SCROLL TO RESUME CONTENT

Baca Juga: Cisaat juara, 5 kecamatan dengan kepadatan penduduk tertinggi dan terendah di Sukabumi

Menurut Widodo, program tersebut sesuai dengan Peraturan Menteri Ketenagakerjaan Nomor 13 tahun 2022 tentang Pencegahan Tuberkulosis di Tempat Kerja.

Juga telah konsisten dalam memberikan edukasi bahkan menggandeng lebih dari enam puluh perusahaan untuk bergabung dalam eliminasi Tuberkulosis tahun 2030 sebagai bentuk dukungan Otsuka kepada pemerintah yang berkelanjutan.

Melalui program sustainable, Otsuka yang salah satunya berfokus pada bidang kesehatan telah menjalankan program yang komprehensif terkait bebas Tuberkulosis di tempat kerja sejak 2022.

Salah satu tujuan jangka panjang yaitu tidak hanya fokus pada internal perusahaan namun juga mengajak perusahaan lain untuk diberikan sosialisasi terkait edukasi dalam pencegahan dan penanggulangan Tuberkulosis.

“Serta mengeliminasi stigma negatif terhadap pasien Tuberkulosis di tempat kerja.” ujar dia.

Baca Juga: Cicurug, Cisaat dan Nagrak, kecamatan dengan temuan penderita TBC terbanyak di Sukabumi

Menurut Widodo, apresiasi dari pemerintah melalui berbagai penghargaan yang telah Otsuka terima semakin mendorong untuk menyukseskan eliminasi Tuberkulosis 2030 melalui program bebas Tuberkulosis di tempat kerja.

Hal tersebut, lanjut Widodo, sebagai wujud komitmen Otsuka yang sesuai dengan filosofi perusahaan yaitu Otsuka People Creating New Products for Better Health Worldwide.

“Kami juga akan terus mendorong terciptanya kerjasama dengan lebih banyak perusahaan serta institusi lainnya untuk memberikan sosialisasi pemberantasan Tuberkulosis secara berkelanjutan,” kata dia.

Kemenaker apresiasi komitmen otsuka

Direktur Bina Pengujian Keselamatan dan Kesehatan Kerja, Direktorat Jenderal Pembinaan Pengawasan Ketenagakerjaan dan K3, Kementerian Ketenagakerjaan, Muhamad Idham mengapresiasi komitmen Otsuka yang telah menginisiasi program bebas Tuberkulosis di tempat kerja.

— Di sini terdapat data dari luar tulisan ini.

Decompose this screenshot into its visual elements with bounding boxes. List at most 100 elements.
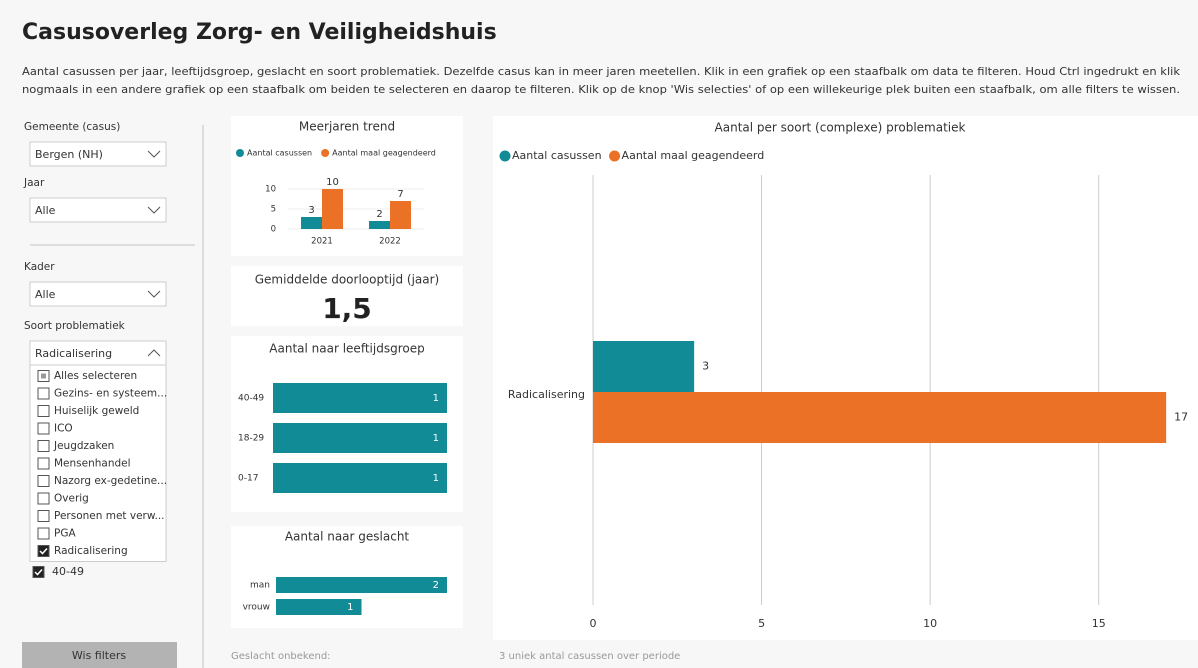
x-tick-label: 2022 [379, 237, 401, 247]
kpi-title: Gemiddelde doorlooptijd (jaar) [255, 273, 439, 287]
category-label: 0-17 [238, 474, 258, 484]
bar [369, 221, 390, 229]
page-title: Casusoverleg Zorg- en Veiligheidshuis [22, 20, 497, 45]
checkbox[interactable] [37, 492, 50, 505]
button-label[interactable]: Wis filters [72, 649, 127, 662]
chart-title: Aantal per soort (complexe) problematiek [715, 121, 966, 135]
category-label: man [250, 581, 270, 591]
data-label: 1 [433, 433, 439, 444]
x-tick-label: 5 [758, 617, 765, 630]
footer-note: 3 uniek antal casussen over periode [499, 651, 680, 662]
x-tick-label: 0 [590, 617, 597, 630]
checkbox[interactable] [37, 387, 50, 400]
footer-note: Geslacht onbekend: [231, 651, 331, 662]
dropdown[interactable] [29, 281, 167, 307]
data-label: 3 [702, 360, 709, 373]
dropdown[interactable] [29, 197, 167, 223]
option-label: PGA [54, 528, 76, 540]
dropdown-list [29, 364, 167, 562]
data-label: 1 [433, 473, 439, 484]
checkbox[interactable] [37, 405, 50, 417]
filter-label: Soort problematiek [24, 320, 126, 332]
checkbox[interactable] [37, 510, 50, 522]
y-tick-label: 5 [271, 205, 276, 215]
checkbox[interactable] [32, 566, 45, 578]
option-label: Alles selecteren [54, 370, 137, 382]
data-label: 2 [433, 580, 439, 591]
chevron [147, 150, 161, 158]
option-label: Huiselijk geweld [54, 405, 139, 417]
dropdown[interactable] [29, 141, 167, 167]
chevron [147, 290, 161, 298]
data-label: 2 [376, 209, 382, 220]
description: nogmaals in een andere grafiek op een st… [22, 83, 1180, 96]
age-selection: 40-49 [52, 565, 84, 578]
data-label: 1 [347, 602, 353, 613]
x-tick-label: 2021 [311, 237, 333, 247]
category-label: 40-49 [238, 394, 264, 404]
dropdown-value: Bergen (NH) [35, 148, 103, 161]
checkbox[interactable] [37, 475, 50, 487]
checkbox[interactable] [37, 422, 50, 435]
category-label: 18-29 [238, 434, 264, 444]
legend-marker [499, 150, 511, 162]
dropdown-value: Alle [35, 204, 56, 217]
kpi-value: 1,5 [322, 292, 372, 325]
card [231, 266, 463, 326]
data-label: 3 [308, 205, 314, 216]
bar [273, 463, 447, 493]
legend-marker [236, 149, 244, 157]
option-label: Jeugdzaken [53, 440, 114, 452]
legend-marker [321, 149, 330, 157]
bar [276, 577, 447, 593]
clear-button[interactable] [22, 642, 177, 668]
filter-label: Kader [24, 261, 55, 273]
chart-title: Aantal naar leeftijdsgroep [269, 342, 424, 356]
checkbox[interactable] [37, 545, 50, 557]
checkmark [34, 568, 43, 576]
bar [276, 599, 362, 615]
bar [273, 383, 447, 413]
bar [273, 423, 447, 453]
chart-title: Aantal naar geslacht [285, 530, 410, 544]
category-label: Radicalisering [508, 388, 585, 401]
chevron [147, 206, 161, 214]
data-label: 10 [326, 177, 339, 188]
card [231, 116, 463, 256]
legend-label: Aantal casussen [247, 149, 312, 158]
chevron [147, 349, 161, 357]
option-label: Mensenhandel [54, 458, 131, 470]
data-label: 17 [1174, 411, 1188, 424]
option-label: Gezins- en systeem... [54, 388, 167, 400]
category-label: vrouw [243, 603, 270, 613]
description: Aantal casussen per jaar, leeftijdsgroep… [22, 65, 1181, 78]
option-label: ICO [54, 423, 73, 435]
bar [593, 341, 695, 392]
checkmark [39, 547, 48, 555]
data-label: 7 [397, 189, 403, 200]
checkbox[interactable] [37, 527, 50, 540]
checkbox[interactable] [37, 457, 50, 470]
y-tick-label: 0 [271, 225, 276, 235]
option-label: Nazorg ex-gedetine... [54, 475, 167, 487]
bar [390, 201, 411, 229]
dropdown[interactable] [29, 340, 167, 366]
partial-mark [41, 373, 46, 379]
checkbox[interactable] [37, 440, 50, 452]
x-tick-label: 10 [923, 617, 937, 630]
option-label: Overig [54, 493, 89, 505]
filter-label: Jaar [23, 177, 45, 189]
chart-title: Meerjaren trend [299, 120, 395, 134]
data-label: 1 [433, 393, 439, 404]
option-label: Radicalisering [54, 545, 128, 557]
y-tick-label: 10 [265, 185, 276, 195]
legend-marker [609, 150, 621, 162]
bar [301, 217, 322, 229]
bar [322, 189, 343, 229]
legend-label: Aantal maal geagendeerd [622, 149, 765, 162]
legend-label: Aantal casussen [512, 149, 602, 162]
x-tick-label: 15 [1092, 617, 1106, 630]
filter-label: Gemeente (casus) [24, 121, 120, 133]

Kementerian Ketenagakerjaan bekerjasama dengan Otsuka untuk dapat memberikan sharing praktik baik dalam program pencegahan dan penanggulangan Tuberkulosis ke berbagai perusahaan.

“Harapan kami yaitu semakin banyak perusahaan yang akan bergabung dalam program yang dimiliki oleh Otsuka, karena dengan cara inilah Kementerian ketenagakerjaan dapat terbantu untuk mendorong implementasi Peraturan Menteri Ketenagakerjaan No.13 tahun 2022,” ungkap Muhamad Idham.

Baca Juga: Puluhan ribu pria di Kabupaten Sukabumi menganggur dan mengurus rumah tangga

Sementara Ketua Asosiasi Dinas Kesehatan, dr. M. Subuh mengakui peran dari sektor swasta untuk menjadi mitra bagi Asosiasi Dinas Kesehatan tentu sangat penting dalam penanggulangan AIDS – Tuberkulosis – Malaria di Indonesia.

“Kami mengapresiasi kepada Otsuka yang menjalankan Program Free Tuberculosis at Workplaces untuk internal Otsuka dan bahkan mengajak dan memberikan berbagai support kepada perusahaan lainnya,” aku M. Subuh.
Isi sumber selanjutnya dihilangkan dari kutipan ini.